Japanese Crimes Against China Detailed by WWII Files

WWII files

Just under ninety WWII files have recently come to light which portray in thorough detail a number of Japanese acts against China during the war. Part of the reason for their public release was as retaliation in an ongoing argument between the two nations concerning the status of Japan’s amends regarding the war. China released the WWII files feeling that Japan is still overly denying their commission of criminal acts.

As it turns out, a number of documents were uncovered in the mid-twentieth century, with said documents numbering to almost one hundred thousand. Not all of these were among those released, and in fact the grand majority of them remain private. Even so, the WWII files that are now public contain evidence that many of the actions taken by the Japanese during the war were inhumane or at least funded inhumane pursuits. These documents were originally written and maintained by the Japanese themselves during the time of the war, but had been buried for quite some time.

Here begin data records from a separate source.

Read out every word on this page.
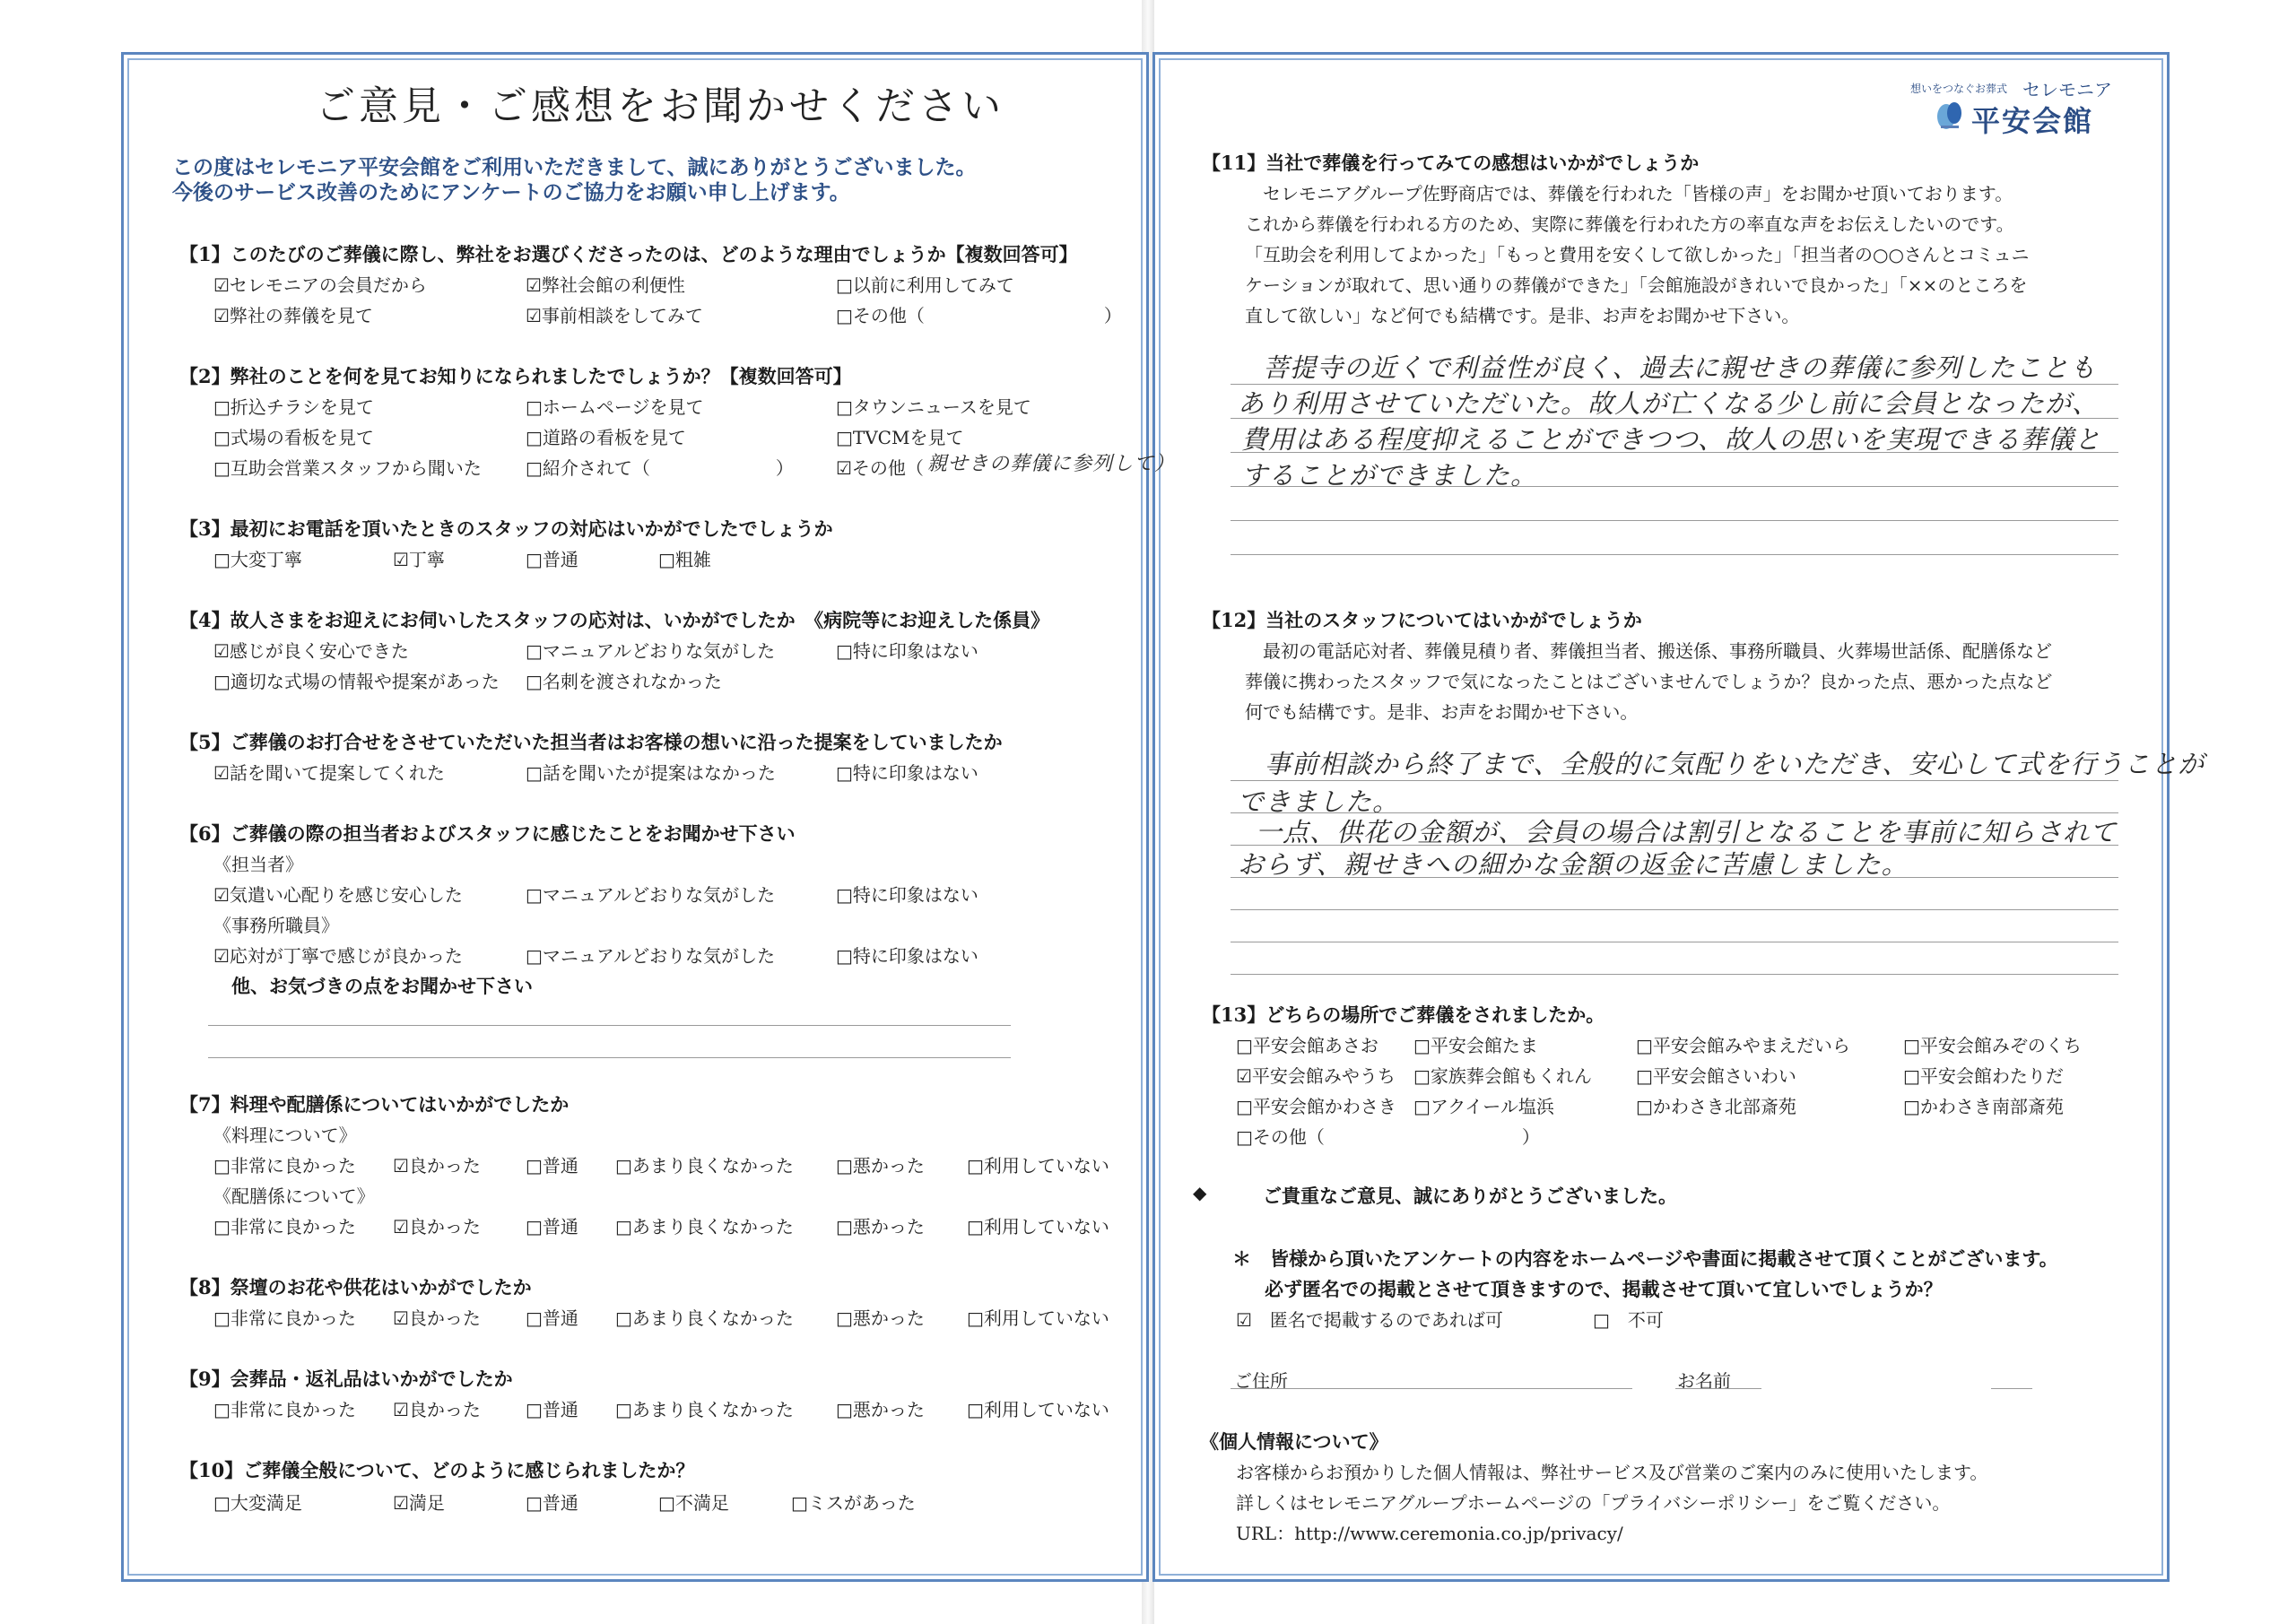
ご意見・ご感想をお聞かせください
この度はセレモニア平安会館をご利用いただきまして、誠にありがとうございました。
今後のサービス改善のためにアンケートのご協力をお願い申し上げます。
【1】このたびのご葬儀に際し、弊社をお選びくださったのは、どのような理由でしょうか【複数回答可】
☑セレモニアの会員だから	☑弊社会館の利便性	□以前に利用してみて
☑弊社の葬儀を見て	☑事前相談をしてみて	□その他（　　　　　　　　　　）
【2】弊社のことを何を見てお知りになられましたでしょうか？【複数回答可】
□折込チラシを見て	□ホームページを見て	□タウンニュースを見て
□式場の看板を見て	□道路の看板を見て	□TVCMを見て
□互助会営業スタッフから聞いた □紹介されて（　　　　　　　） ☑その他（ 親せきの葬儀に参列して）
【3】最初にお電話を頂いたときのスタッフの対応はいかがでしたでしょうか
□大変丁寧	☑丁寧	□普通	□粗雑
【4】故人さまをお迎えにお伺いしたスタッフの応対は、いかがでしたか　《病院等にお迎えした係員》
☑感じが良く安心できた	□マニュアルどおりな気がした	□特に印象はない
□適切な式場の情報や提案があった □名刺を渡されなかった
【5】ご葬儀のお打合せをさせていただいた担当者はお客様の想いに沿った提案をしていましたか
☑話を聞いて提案してくれた	□話を聞いたが提案はなかった	□特に印象はない
【6】ご葬儀の際の担当者およびスタッフに感じたことをお聞かせ下さい
《担当者》
☑気遣い心配りを感じ安心した	□マニュアルどおりな気がした	□特に印象はない
《事務所職員》
☑応対が丁寧で感じが良かった	□マニュアルどおりな気がした	□特に印象はない
他、お気づきの点をお聞かせ下さい
【7】料理や配膳係についてはいかがでしたか
《料理について》
□非常に良かった ☑良かった	□普通 □あまり良くなかった □悪かった □利用していない
《配膳係について》
□非常に良かった ☑良かった	□普通 □あまり良くなかった □悪かった □利用していない
【8】祭壇のお花や供花はいかがでしたか
□非常に良かった ☑良かった	□普通 □あまり良くなかった □悪かった □利用していない
【9】会葬品・返礼品はいかがでしたか
□非常に良かった ☑良かった	□普通 □あまり良くなかった □悪かった □利用していない
【10】ご葬儀全般について、どのように感じられましたか？
□大変満足	☑満足	□普通	□不満足	□ミスがあった
想いをつなぐお葬式 セレモニア
平安会館
【11】当社で葬儀を行ってみての感想はいかがでしょうか
セレモニアグループ佐野商店では、葬儀を行われた「皆様の声」をお聞かせ頂いております。
これから葬儀を行われる方のため、実際に葬儀を行われた方の率直な声をお伝えしたいのです。
「互助会を利用してよかった」「もっと費用を安くして欲しかった」「担当者の○○さんとコミュニ
ケーションが取れて、思い通りの葬儀ができた」「会館施設がきれいで良かった」「××のところを
直して欲しい」など何でも結構です。是非、お声をお聞かせ下さい。
菩提寺の近くで利益性が良く、過去に親せきの葬儀に参列したことも
あり利用させていただいた。故人が亡くなる少し前に会員となったが、
費用はある程度抑えることができつつ、故人の思いを実現できる葬儀と
することができました。
【12】当社のスタッフについてはいかがでしょうか
最初の電話応対者、葬儀見積り者、葬儀担当者、搬送係、事務所職員、火葬場世話係、配膳係など
葬儀に携わったスタッフで気になったことはございませんでしょうか？良かった点、悪かった点など
何でも結構です。是非、お声をお聞かせ下さい。
事前相談から終了まで、全般的に気配りをいただき、安心して式を行うことが
できました。
一点、供花の金額が、会員の場合は割引となることを事前に知らされて
おらず、親せきへの細かな金額の返金に苦慮しました。
【13】どちらの場所でご葬儀をされましたか。
□平安会館あさお □平安会館たま	□平安会館みやまえだいら	□平安会館みぞのくち
☑平安会館みやうち □家族葬会館もくれん □平安会館さいわい	□平安会館わたりだ
□平安会館かわさき □アクイール塩浜	□かわさき北部斎苑	□かわさき南部斎苑
□その他（　　　　　　　　　　　）
◆	ご貴重なご意見、誠にありがとうございました。
＊　皆様から頂いたアンケートの内容をホームページや書面に掲載させて頂くことがございます。
必ず匿名での掲載とさせて頂きますので、掲載させて頂いて宜しいでしょうか？
☑　匿名で掲載するのであれば可	□　不可
ご住所	お名前
《個人情報について》
お客様からお預かりした個人情報は、弊社サービス及び営業のご案内のみに使用いたします。
詳しくはセレモニアグループホームページの「プライバシーポリシー」をご覧ください。
URL：http://www.ceremonia.co.jp/privacy/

Some of these documents provide details on the female prisoners used as sex slaves, and state that these crimes were publicly funded. While the use sex slavery by the Japanese is still considered by many to be abhorrent, the WWII files also contain details on the arguably much worse crimes committed at the Nanjing Massacre. Tens of thousands of deaths are recorded in these documents, and not all of the casualties are military personnel, the Xinhuanet reports.

Aside from the rapes and murders committed by various soldiers, there was also some experimentation done on prisoners. These prisoners were submitted to torture exercises before being exposed to chemicals used for the furtherance of biological warfare. According to the WWII files, their bodies were not always properly disposed of and were sometimes left to be consumed by stray animals. Many prisoners were also required to carry heavy workloads. In general, prisoners could not expect humane treatment.

Before the release of the WWII files by the Chinese, Japanese officials have largely maintained that they have apologized for their actions during the Second World War and that the continued requests by China for reparations have been excessive. The two countries have been debating this for some time with no real resolution. Much of what has been detailed in the WWII files was already known to some extent, but the documentation may well result in further strained relations between the two nations.